What those short quotes fail to do is demonstrate the difference between Birkerts writing and Internet writing. I would need to retype the entire essay to reproduce that. But then again, also part of the pleasure of reading his book is the being unplugged, of retreating into myself with no other distractions to pull me away from the reading I am engaged in. In the end, there is room for all types of writing. I am glad for the sprints and displays of mental and emotional agility in the blogs I read, but I am also glad for the books that are products of long hours of unplugged solitude, where metaphors are crafted, hammered and polished.

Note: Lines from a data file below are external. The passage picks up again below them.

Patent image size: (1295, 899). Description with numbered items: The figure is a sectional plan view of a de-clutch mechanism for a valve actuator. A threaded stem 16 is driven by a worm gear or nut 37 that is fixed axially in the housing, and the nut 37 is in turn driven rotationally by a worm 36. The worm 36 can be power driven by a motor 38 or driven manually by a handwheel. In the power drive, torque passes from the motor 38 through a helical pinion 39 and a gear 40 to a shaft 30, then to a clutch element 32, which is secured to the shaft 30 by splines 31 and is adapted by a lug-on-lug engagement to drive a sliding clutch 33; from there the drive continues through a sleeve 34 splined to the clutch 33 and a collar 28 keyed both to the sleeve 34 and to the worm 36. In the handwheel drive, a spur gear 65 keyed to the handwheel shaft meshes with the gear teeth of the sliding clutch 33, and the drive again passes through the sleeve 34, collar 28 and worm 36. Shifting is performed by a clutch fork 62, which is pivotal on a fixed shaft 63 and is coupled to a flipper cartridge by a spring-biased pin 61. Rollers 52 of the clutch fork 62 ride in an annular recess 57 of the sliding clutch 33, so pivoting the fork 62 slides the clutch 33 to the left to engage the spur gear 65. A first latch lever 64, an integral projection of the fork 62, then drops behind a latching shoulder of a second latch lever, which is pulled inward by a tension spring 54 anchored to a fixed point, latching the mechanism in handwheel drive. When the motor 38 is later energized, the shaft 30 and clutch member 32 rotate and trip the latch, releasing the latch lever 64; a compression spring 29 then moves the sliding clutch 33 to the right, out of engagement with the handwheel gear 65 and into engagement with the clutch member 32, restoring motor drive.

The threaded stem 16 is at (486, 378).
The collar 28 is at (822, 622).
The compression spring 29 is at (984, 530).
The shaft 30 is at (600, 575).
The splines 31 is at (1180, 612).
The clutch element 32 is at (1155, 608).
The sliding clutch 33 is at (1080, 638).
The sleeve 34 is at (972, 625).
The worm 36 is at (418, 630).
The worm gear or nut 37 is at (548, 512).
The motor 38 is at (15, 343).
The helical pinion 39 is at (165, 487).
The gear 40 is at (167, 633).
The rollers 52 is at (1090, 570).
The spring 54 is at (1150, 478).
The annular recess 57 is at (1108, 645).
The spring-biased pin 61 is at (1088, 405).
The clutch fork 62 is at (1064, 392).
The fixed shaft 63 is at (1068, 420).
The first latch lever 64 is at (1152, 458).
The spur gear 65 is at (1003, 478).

I am not sure what my students will write for their “All Souls Papers,” but I’m looking forward to reading the results. I do not expect any one of them to be Birkerts, but I do expect them to surprise me, and more importantly, for them to surprise themselves. I want them to take that plunge into their intellect and stretch themselves beyond what they thought was possible. I believe that is what the original “All Souls” essay really did – it demonstrated the limits the mind could go when tested, and the result is that our minds, really, are limitless.